L’Évangile selon Matthieu commence par la généalogie de Jésus, celui de Luc par sa naissance à Bethléem, Jean remonte jusque dans les arcanes de la Trinité et de la création du monde pour parler du Verbe. Pour Marc, Jésus entre en scène de manière soudaine, en commençant sa vie publique sans préliminaire. Celui que les prophètes annonçaient, que les générations attendent, est là, plus fort que tous les saints personnages qui l’ont précédé. Solidaire de la foule empêtrée dans le péché mais travaillée par le désir de Dieu, il est baptisé par Jean dans le Jourdain.

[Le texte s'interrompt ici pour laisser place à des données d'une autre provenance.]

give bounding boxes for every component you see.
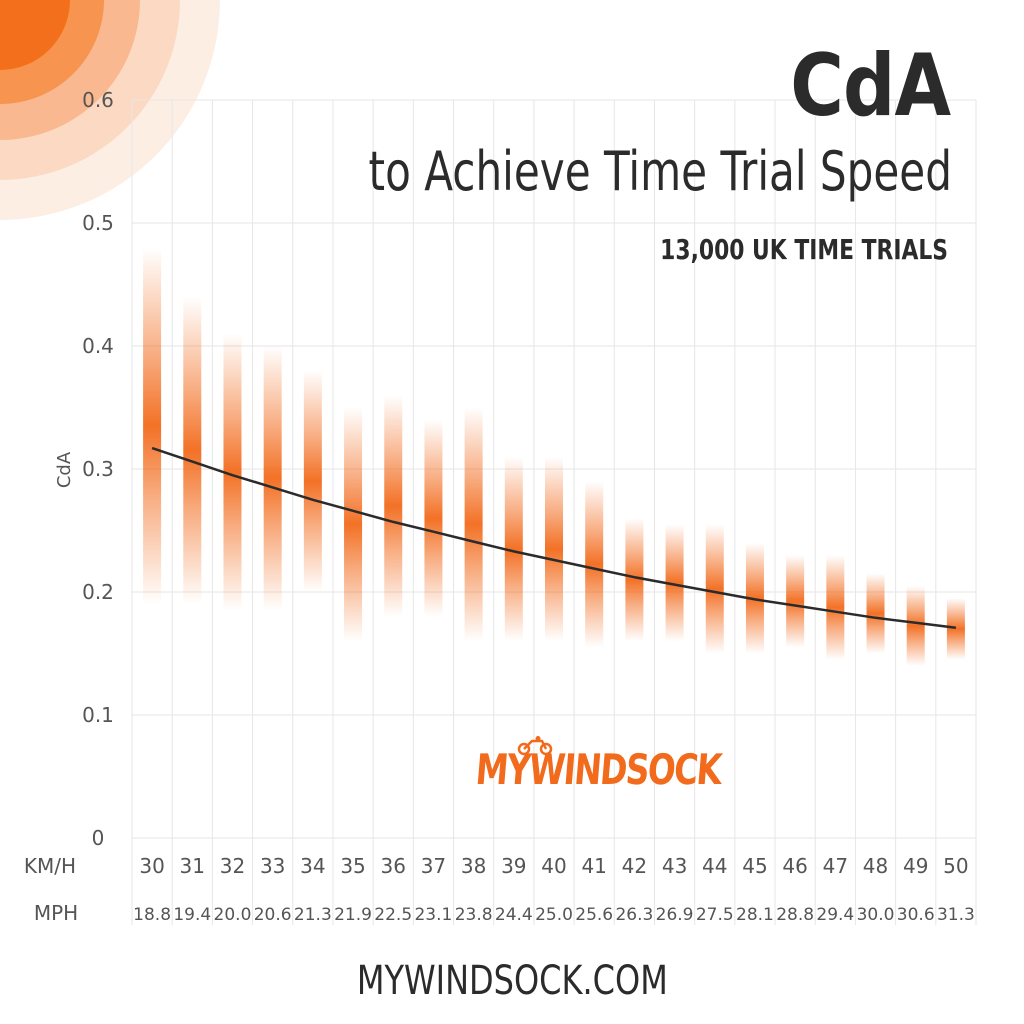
chart-grid	[131, 99, 977, 925]
cda-band-33	[263, 346, 282, 611]
chart-tagline: 13,000 UK TIME TRIALS	[660, 233, 948, 266]
y-tick-label: 0.2	[82, 580, 114, 604]
cda-band-41	[585, 481, 604, 648]
x-tick-mph: 24.4	[495, 905, 533, 925]
cda-band-32	[223, 333, 242, 611]
cda-band-30	[143, 247, 162, 605]
cda-band-40	[545, 456, 563, 642]
x-tick-mph: 18.8	[133, 905, 171, 925]
x-tick-mph: 23.8	[455, 905, 493, 925]
x-tick-mph: 21.3	[294, 905, 332, 925]
trend-line	[151, 446, 957, 629]
x-tick-kmh: 38	[461, 854, 486, 878]
x-tick-mph: 25.0	[535, 905, 573, 925]
x-tick-kmh: 41	[581, 854, 606, 878]
x-tick-mph: 26.3	[615, 905, 653, 925]
x-tick-kmh: 35	[340, 854, 365, 878]
cda-band-37	[424, 419, 443, 617]
x-tick-mph: 22.5	[374, 905, 412, 925]
x-tick-mph: 25.6	[575, 905, 613, 925]
cda-band-47	[826, 555, 845, 660]
x-tick-kmh: 48	[863, 854, 888, 878]
cda-distribution-bands	[143, 247, 965, 666]
x-tick-kmh: 45	[742, 854, 767, 878]
mywindsock-logo: MYWINDSOCK	[473, 745, 723, 794]
x-tick-mph: 31.3	[937, 905, 975, 925]
chart-subtitle: to Achieve Time Trial Speed	[368, 140, 952, 203]
row-label-mph: MPH	[34, 901, 78, 925]
x-tick-kmh: 36	[381, 854, 406, 878]
x-tick-mph: 26.9	[656, 905, 694, 925]
x-tick-mph: 20.6	[254, 905, 292, 925]
x-tick-mph: 21.9	[334, 905, 372, 925]
x-tick-kmh: 44	[702, 854, 727, 878]
cda-band-38	[464, 407, 483, 642]
corner-circle-4	[0, 0, 70, 70]
y-tick-label: 0	[92, 826, 105, 850]
cyclist-icon	[517, 736, 553, 756]
footer-website-text: MYWINDSOCK.COM	[356, 958, 668, 1004]
x-tick-mph: 28.1	[736, 905, 774, 925]
y-tick-label: 0.6	[82, 88, 114, 112]
x-tick-kmh: 42	[622, 854, 647, 878]
cda-band-31	[183, 296, 202, 605]
chart-title: CdA	[790, 36, 951, 136]
x-tick-kmh: 30	[139, 854, 164, 878]
corner-circles-decoration	[0, 0, 220, 220]
cda-band-49	[906, 585, 925, 666]
x-tick-mph: 30.0	[857, 905, 895, 925]
cda-band-50	[946, 598, 965, 660]
cda-band-48	[866, 573, 885, 654]
x-tick-kmh: 39	[501, 854, 526, 878]
x-tick-mph: 28.8	[776, 905, 814, 925]
y-tick-label: 0.3	[82, 457, 114, 481]
x-tick-kmh: 43	[662, 854, 687, 878]
x-tick-mph: 30.6	[897, 905, 935, 925]
x-tick-mph: 23.1	[414, 905, 452, 925]
x-tick-mph: 27.5	[696, 905, 734, 925]
x-tick-kmh: 50	[943, 854, 968, 878]
x-tick-kmh: 49	[903, 854, 928, 878]
x-tick-kmh: 34	[300, 854, 325, 878]
y-tick-label: 0.5	[82, 211, 114, 235]
x-tick-mph: 20.0	[214, 905, 252, 925]
y-axis-label: CdA	[54, 451, 75, 488]
x-tick-mph: 29.4	[816, 905, 854, 925]
x-tick-kmh: 47	[823, 854, 848, 878]
x-tick-kmh: 40	[541, 854, 566, 878]
cda-band-35	[344, 407, 363, 642]
footer-website[interactable]: MYWINDSOCK.COM	[0, 958, 1024, 1004]
x-axis-ticks: 30 31 32 33 34 35 36 37 38 39 40 41 42 43 44 45 46 47 48 49…	[133, 854, 975, 925]
y-tick-label: 0.4	[82, 334, 114, 358]
cda-band-42	[625, 518, 644, 642]
cda-band-43	[665, 524, 684, 642]
x-tick-kmh: 32	[220, 854, 245, 878]
y-axis-ticks: 0 0.1 0.2 0.3 0.4 0.5 0.6	[82, 88, 114, 850]
row-label-kmh: KM/H	[24, 854, 76, 878]
x-tick-kmh: 33	[260, 854, 285, 878]
x-tick-mph: 19.4	[173, 905, 211, 925]
cda-band-34	[303, 370, 322, 592]
x-tick-kmh: 46	[782, 854, 807, 878]
cda-band-36	[384, 395, 403, 617]
cda-band-46	[786, 555, 805, 648]
y-tick-label: 0.1	[82, 703, 114, 727]
x-tick-kmh: 37	[421, 854, 446, 878]
cda-band-39	[504, 456, 523, 642]
x-tick-kmh: 31	[180, 854, 205, 878]
cda-band-44	[705, 524, 724, 654]
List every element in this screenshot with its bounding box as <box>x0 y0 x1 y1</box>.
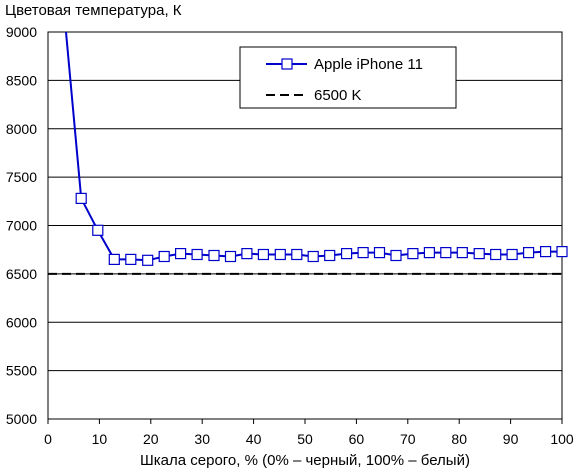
data-point-26 <box>506 248 518 261</box>
legend-label-iphone: Apple iPhone 11 <box>314 56 423 73</box>
plot-frame <box>47 31 563 420</box>
y-tick-label-0: 5000 <box>6 411 37 427</box>
data-point-27 <box>522 247 535 259</box>
y-tick-label-3: 6500 <box>6 266 37 282</box>
data-point-13 <box>291 248 303 261</box>
x-tick-label-6: 60 <box>349 431 365 447</box>
y-tick-label-6: 8000 <box>6 121 37 137</box>
data-point-5 <box>158 250 170 263</box>
y-tick-label-1: 5500 <box>6 363 37 379</box>
x-tick-label-4: 40 <box>246 431 262 447</box>
legend-box <box>239 46 457 109</box>
x-tick-label-2: 20 <box>143 431 159 447</box>
data-point-24 <box>473 248 485 260</box>
x-axis-title: Шкала серого, % (0% – черный, 100% – бел… <box>140 452 470 469</box>
data-point-7 <box>191 248 203 261</box>
data-point-19 <box>390 249 402 262</box>
x-tick-label-7: 70 <box>400 431 416 447</box>
data-point-0 <box>75 192 87 204</box>
y-axis-title: Цветовая температура, К <box>5 2 182 19</box>
data-point-1 <box>92 224 104 236</box>
data-point-12 <box>274 248 286 261</box>
legend-label-6500k: 6500 K <box>314 87 362 104</box>
x-tick-label-5: 50 <box>297 431 313 447</box>
legend-marker-iphone <box>281 58 293 70</box>
data-point-20 <box>407 248 419 260</box>
data-point-18 <box>373 247 386 259</box>
x-tick-label-1: 10 <box>92 431 108 447</box>
y-tick-label-5: 7500 <box>6 169 37 185</box>
data-point-8 <box>208 249 220 262</box>
data-point-3 <box>125 253 137 265</box>
data-point-10 <box>241 248 253 260</box>
data-point-21 <box>423 247 435 259</box>
y-tick-labels: 5000 5500 6000 6500 7000 7500 8000 8500 9000 <box>6 24 37 427</box>
data-point-6 <box>175 248 187 260</box>
x-tick-label-0: 0 <box>44 431 52 447</box>
x-tick-labels: 0 10 20 30 40 50 60 70 80 90 100 <box>44 419 574 447</box>
data-point-9 <box>224 250 237 263</box>
data-point-28 <box>539 246 552 258</box>
x-tick-label-3: 30 <box>194 431 210 447</box>
data-point-17 <box>357 247 369 259</box>
y-tick-label-8: 9000 <box>6 24 37 40</box>
data-point-2 <box>108 253 120 265</box>
series-layer <box>48 31 568 275</box>
data-point-15 <box>324 249 336 262</box>
data-point-25 <box>490 248 502 261</box>
data-point-4 <box>142 254 154 266</box>
legend: Apple iPhone 11 6500 K <box>239 46 457 109</box>
data-point-14 <box>307 250 319 263</box>
y-tick-label-4: 7000 <box>6 218 37 234</box>
y-tick-label-2: 6000 <box>6 314 37 330</box>
data-point-22 <box>440 247 452 259</box>
data-point-16 <box>341 248 353 260</box>
data-point-29 <box>556 246 568 258</box>
x-tick-label-8: 80 <box>451 431 467 447</box>
y-tick-label-7: 8500 <box>6 72 37 88</box>
x-tick-label-9: 90 <box>503 431 519 447</box>
data-point-11 <box>257 248 269 261</box>
x-tick-label-10: 100 <box>550 431 574 447</box>
data-point-23 <box>456 247 468 259</box>
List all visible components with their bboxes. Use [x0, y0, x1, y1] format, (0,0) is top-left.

L’évangéliste ne s’attarde guère sur le rite du baptême. À peine s’il le mentionne, pour mettre aussitôt l’accent sur ce qui lui semble plus décisif, l’expérience intérieure de Jésus qui prend conscience de sa mission. Seul Jésus voit les cieux se déchirer, comme se déchirera plus tard le rideau du Temple qui sépare le sacré du profane, le monde de Dieu de celui des hommes. Il voit l’Esprit divin descendre sur lui pour l’investir. Une voix venue d’en-haut, celle du Père, atteste que cet homme est son Fils bien aimé, que sa vie et son enseignement font la joie de Dieu. Il y a du nouveau dans la relation entre Dieu et les hommes.
Cette intronisation donne le coup d’envoi. Le Christ est entré en scène. Désormais, sa personne est le lieu géographique où le ciel et la terre se rejoignent, le point physique où Dieu et l’humanité se trouvent réconciliés. Tout ce que l’évangéliste va, par la suite, rapporter de la vie et de l’enseignement de l'homme Jésus de Nazareth a le poids de Dieu. Ses faits et gestes, son enseignement, sa manière de vivre, sa passion et sa mort, sa résurrection sont autant de jalons qui indiquent le chemin de Dieu vers l’homme et celui de l’homme vers Dieu. «Moi, je suis le Chemin, la Vérité et la Vie; personne ne va vers le Père sans passer par moi» (Jn 14,6).
Recevoir le baptême c’est s’engager à avancer au-delà du rite pour suivre l’itinéraire proposé par l’Évangile, comme ces voyageurs qui découvrent un nouveau pays en suivant les indications de leur guide. Mais encore faut-il avoir le guide à portée de mains et prendre la peine de le consulter.